Мысль сия, высветившая с полной ясностью рубеж жизни, достигнутый Белаквой, поразила его, но не до такой степени, что он не был бы в состоянии двинуться с того места, где стоял. Да, он уже оставил позади наихудшее из наилучшего, что дается человеку в жизни, но ничего особо ужасного в этом нет, скорее даже наоборот. Можно надеяться, что по прошествии некоторого времени он, пройдя следующий жизненный этап, будет ковылять, по-старчески едва переставляя ноги, по своему саду камней, устроенному на японский манер, со слезами счастья на глазах. Доказательством — если, конечно, нужны какие-то доказательства — того, что мысль об ушедшей молодости с ее глупостями отнюдь не огорчила Белакву, пригвоздив его к месту, а подняла настроение чуть ли не до восторженности, может служить то обстоятельство, что он, освободив палку от той части своего веса, которую он на нее возложил, преспокойно двинулся дальше. А вот мысль о старческой беспомощности, немощности и покинутости действительно обычно ввергала его в крайне мрачное настроение — когда она его посещала, он чувствовал себя кораблем, вышвырнутым бурей на берег, лишенным какой бы то ни было возможности даже шевельнуться. Белаквова сучка плелась за ним; ей было жарко и скучно.
Медленно он поднял голову и устремил свой взгляд вдаль, туда, где находилась роща, к которой он направлялся. Ее обычно называли "Тома"; она, словно гребень, украшала вершину полого холма. Именно там у него была назначена встреча, но встреча только в том смысле, в котором, скажем, рыбак, назначает встречу с рыбкой в речке.
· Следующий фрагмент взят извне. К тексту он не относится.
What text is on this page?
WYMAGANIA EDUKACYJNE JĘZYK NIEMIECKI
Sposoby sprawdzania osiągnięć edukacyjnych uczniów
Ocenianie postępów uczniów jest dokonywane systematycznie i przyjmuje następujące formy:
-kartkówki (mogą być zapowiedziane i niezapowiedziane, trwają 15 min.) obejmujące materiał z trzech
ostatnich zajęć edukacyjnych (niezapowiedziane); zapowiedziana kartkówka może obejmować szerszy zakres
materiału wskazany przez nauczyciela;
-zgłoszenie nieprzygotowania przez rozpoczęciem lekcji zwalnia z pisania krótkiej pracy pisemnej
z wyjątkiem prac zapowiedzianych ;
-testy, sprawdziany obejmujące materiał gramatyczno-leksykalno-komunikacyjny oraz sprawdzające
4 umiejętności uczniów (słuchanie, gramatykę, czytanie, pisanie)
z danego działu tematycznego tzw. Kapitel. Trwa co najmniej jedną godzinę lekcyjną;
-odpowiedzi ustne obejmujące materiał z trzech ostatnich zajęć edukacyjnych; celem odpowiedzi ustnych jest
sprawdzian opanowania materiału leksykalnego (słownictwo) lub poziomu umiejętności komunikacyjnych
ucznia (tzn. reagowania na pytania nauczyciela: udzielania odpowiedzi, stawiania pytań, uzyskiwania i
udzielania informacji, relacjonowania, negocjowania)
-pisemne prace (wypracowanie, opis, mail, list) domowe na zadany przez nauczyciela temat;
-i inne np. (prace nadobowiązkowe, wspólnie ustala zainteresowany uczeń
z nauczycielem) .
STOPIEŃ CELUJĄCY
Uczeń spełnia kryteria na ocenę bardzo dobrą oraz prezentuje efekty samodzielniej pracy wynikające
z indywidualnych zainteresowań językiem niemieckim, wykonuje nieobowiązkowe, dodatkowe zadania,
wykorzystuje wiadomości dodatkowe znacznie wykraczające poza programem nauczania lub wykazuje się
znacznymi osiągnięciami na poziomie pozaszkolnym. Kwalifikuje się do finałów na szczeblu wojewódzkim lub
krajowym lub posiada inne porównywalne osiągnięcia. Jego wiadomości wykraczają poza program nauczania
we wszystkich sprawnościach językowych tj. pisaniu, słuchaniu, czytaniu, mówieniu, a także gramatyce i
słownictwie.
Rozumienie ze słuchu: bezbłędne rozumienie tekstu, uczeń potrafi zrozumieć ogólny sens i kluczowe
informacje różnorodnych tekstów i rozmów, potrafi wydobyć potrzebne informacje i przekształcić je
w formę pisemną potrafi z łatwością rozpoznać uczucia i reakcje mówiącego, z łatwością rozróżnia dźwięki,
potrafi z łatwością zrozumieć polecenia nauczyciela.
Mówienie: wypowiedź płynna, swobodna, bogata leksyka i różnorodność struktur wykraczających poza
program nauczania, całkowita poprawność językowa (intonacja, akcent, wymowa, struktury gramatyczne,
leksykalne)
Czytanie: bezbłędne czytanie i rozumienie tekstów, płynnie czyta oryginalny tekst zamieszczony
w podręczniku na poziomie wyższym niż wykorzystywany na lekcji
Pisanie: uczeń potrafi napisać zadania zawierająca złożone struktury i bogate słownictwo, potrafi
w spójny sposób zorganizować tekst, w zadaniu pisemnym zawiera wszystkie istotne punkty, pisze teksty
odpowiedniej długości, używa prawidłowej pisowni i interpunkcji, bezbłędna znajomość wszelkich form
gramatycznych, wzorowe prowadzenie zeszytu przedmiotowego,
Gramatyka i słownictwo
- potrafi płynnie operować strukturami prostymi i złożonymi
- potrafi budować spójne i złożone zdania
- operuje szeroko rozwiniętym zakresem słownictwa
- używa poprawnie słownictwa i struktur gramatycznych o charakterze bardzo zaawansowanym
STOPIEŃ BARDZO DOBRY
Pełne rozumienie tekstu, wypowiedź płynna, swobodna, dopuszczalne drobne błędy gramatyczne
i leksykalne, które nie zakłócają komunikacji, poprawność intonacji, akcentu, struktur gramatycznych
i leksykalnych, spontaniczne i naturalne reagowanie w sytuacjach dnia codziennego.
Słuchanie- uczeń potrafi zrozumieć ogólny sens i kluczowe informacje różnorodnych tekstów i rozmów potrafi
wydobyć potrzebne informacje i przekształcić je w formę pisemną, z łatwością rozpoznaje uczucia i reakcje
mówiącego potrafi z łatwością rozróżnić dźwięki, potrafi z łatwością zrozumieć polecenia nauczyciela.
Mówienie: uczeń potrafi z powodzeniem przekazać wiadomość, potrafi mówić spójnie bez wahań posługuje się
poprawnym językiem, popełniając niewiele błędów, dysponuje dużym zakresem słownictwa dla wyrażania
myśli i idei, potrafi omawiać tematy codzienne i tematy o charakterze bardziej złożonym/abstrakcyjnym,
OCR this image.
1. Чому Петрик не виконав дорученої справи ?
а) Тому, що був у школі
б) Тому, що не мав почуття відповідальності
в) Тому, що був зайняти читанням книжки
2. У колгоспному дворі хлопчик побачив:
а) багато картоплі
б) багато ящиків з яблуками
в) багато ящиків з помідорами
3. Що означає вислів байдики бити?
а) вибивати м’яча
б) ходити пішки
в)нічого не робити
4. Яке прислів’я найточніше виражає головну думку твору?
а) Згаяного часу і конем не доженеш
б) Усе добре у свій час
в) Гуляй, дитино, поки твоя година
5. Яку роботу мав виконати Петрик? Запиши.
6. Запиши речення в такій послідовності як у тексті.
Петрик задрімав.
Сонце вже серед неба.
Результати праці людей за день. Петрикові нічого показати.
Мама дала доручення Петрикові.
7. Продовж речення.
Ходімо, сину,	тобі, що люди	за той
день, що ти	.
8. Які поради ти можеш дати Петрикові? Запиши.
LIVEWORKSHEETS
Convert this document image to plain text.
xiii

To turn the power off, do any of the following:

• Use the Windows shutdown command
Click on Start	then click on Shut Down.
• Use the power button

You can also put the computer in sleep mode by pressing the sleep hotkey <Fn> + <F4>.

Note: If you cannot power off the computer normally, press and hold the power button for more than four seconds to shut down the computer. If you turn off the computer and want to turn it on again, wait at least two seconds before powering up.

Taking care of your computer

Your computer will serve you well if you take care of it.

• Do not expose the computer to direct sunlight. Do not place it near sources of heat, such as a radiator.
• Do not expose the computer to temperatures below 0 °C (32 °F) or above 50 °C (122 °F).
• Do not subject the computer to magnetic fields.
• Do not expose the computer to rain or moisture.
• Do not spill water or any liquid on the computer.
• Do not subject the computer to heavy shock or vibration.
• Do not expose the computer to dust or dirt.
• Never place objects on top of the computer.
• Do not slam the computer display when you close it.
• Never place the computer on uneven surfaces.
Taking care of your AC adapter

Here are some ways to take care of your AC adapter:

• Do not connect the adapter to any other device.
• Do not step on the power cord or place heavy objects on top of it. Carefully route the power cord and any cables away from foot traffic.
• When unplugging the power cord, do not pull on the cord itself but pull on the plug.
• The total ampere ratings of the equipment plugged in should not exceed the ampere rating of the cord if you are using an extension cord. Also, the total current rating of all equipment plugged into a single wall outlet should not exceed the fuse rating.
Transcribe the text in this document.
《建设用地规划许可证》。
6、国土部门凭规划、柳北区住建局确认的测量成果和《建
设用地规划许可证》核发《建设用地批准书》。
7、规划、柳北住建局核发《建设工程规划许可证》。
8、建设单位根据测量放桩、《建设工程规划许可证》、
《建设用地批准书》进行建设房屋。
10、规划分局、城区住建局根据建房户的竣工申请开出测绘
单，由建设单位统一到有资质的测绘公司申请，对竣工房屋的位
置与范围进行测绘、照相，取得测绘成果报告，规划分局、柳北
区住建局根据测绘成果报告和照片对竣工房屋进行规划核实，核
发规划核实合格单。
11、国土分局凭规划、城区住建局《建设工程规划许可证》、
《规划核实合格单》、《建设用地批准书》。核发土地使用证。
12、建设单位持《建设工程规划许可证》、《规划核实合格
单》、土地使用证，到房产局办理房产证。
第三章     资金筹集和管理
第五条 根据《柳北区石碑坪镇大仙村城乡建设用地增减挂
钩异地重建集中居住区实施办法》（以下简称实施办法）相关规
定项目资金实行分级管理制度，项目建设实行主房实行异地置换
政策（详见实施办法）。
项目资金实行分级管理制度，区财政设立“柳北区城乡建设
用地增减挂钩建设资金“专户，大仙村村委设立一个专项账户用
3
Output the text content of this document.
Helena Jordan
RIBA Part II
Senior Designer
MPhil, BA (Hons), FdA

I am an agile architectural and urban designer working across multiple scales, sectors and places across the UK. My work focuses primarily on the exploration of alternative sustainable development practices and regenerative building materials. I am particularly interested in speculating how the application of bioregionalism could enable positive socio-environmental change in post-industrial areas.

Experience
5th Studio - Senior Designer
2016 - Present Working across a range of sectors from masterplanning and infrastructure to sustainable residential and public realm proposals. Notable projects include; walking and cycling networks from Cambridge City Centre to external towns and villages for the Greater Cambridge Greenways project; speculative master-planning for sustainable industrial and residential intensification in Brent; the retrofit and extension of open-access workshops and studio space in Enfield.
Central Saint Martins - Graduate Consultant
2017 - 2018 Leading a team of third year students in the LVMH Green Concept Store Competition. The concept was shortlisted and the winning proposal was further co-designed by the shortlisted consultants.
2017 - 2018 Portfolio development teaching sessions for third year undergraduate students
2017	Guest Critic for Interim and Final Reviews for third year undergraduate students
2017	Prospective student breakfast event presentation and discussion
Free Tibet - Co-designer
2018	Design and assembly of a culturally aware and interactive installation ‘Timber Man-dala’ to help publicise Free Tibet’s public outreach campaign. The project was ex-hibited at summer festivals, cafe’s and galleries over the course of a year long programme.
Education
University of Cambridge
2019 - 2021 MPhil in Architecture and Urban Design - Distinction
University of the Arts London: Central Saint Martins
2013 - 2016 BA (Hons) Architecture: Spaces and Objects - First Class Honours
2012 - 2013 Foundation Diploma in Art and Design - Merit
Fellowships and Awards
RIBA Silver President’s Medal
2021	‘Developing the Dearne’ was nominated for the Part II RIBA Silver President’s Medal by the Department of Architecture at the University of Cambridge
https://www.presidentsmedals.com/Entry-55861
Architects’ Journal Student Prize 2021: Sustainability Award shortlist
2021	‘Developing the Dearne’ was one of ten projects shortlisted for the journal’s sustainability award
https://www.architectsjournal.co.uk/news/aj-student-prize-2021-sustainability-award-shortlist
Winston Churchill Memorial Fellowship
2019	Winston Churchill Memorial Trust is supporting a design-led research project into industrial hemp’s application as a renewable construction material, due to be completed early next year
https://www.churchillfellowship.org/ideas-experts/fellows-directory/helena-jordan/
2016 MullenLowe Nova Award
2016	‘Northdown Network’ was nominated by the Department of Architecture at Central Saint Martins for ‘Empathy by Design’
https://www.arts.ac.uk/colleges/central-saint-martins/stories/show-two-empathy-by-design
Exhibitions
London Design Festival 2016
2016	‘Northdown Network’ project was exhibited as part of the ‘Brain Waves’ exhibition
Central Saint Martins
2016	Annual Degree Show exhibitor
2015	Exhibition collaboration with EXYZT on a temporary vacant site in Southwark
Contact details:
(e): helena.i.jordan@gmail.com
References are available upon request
Белаква так часто посещал эту рощу, что знал в ней все закоулки, но не знал названий пород деревьев, там растущих. Нет, некоторые породы он легко узнавал: сосну, ель. Наверное, смог бы определить дуб, может быть, вяз, однако вряд ли он смог бы сказать, какое именно дерево перед ним. Он, выросший, можно сказать, за городом, не мог отличить дуб от вяза! А вот лиственницу он знал хорошо просто потому, что часто взбирался на лиственницы еще в те времена, когда был маленьким толстым мальчиком. И вот теперь его взгляд остановился на группке лиственниц, очень трогательного светло-зеленого цвета, расположившихся на склоне холма. Воздействие на него вида этих лиственниц, одновременно мучительно-теребящее и ласково-успокаивающее, оказалось необыкновенно сильным. Белаква шел, не останавливаясь.
Вот если бы его жена, думал он, завела бы себе какого-нибудь чичисбея[148]
, как все было бы замечательно. Она знала, как сильно он ее любит, а вот чичисбея заводить отказывалась. Белаква пока был всего лишь помолвлен, но думал о своей невесте уже как о жене — было бы, кстати, неплохо, если бы подобное отношение усвоили себе все молодые люди, собирающиеся произвести в жизни серьезную перемену матримониального характера. Белаква постоянно твердил своей невесте, что им следует строить жизнь на солидном основании супружеской измены. Она понимала суть его предложений, высоко оценивала те чувства, которые им двигали, признавала, что доводы его убедительны и логичны, однако не хотела — или не могла — заставить себя принять ту линию поведения, которая привела бы к результату, желаемому Белаквой. Он был совсем не дурен собой, его можно было бы даже назвать кретиническим Томом Джонсом[149]. О, она убьет в нем какую бы то ни было любовь к себе своими выходками еще до того, как зазвонят колокола в день венчания, и на этом все проблемы разрешатся сами собою.Размышляя над этими и другими сходными жизненными затруднениями, Белаква добрался наконец до южной оконечности Пастбищ Гэллопс и до проселочной дорога, которую нужно было пересечь, чтобы попасть в следующую вереницу полей. Кругом — широкая вольница пажитей зеленых, и запрещающие ряды зеленеющих живых изгородей, и темные полосы канав, и благословенная мурава, усыпанная маргаритками, и среди всего этого — дорога, как извивающийся рубец, как полоса от удара невероятных размеров плетью; ему несколько раз придется пересекать эти жестокие полосы, прежде чем он доберется до своего леска лиственниц. Путь преградила невысокая стена, но она оказалась слишком высокой для Белаквовой сучки, достигшей уже солидного возраста, и ему пришлось помочь ей перебраться через степу мощным толчком в ее заднюю часть. Если бы он дал себе труд остановиться и подумать, то наверняка бы пришел к выводу, что перекидывание через стену собаки, ставшей уже немощной, доставило ему удовольствие, но он не остановился и не проанализировал свои чувства — он просто быстро, без особых затруднений перелез через препятствие, возникшее на пути, подумав при этом: как все-таки замечательно быть еще не старым и полным энергии.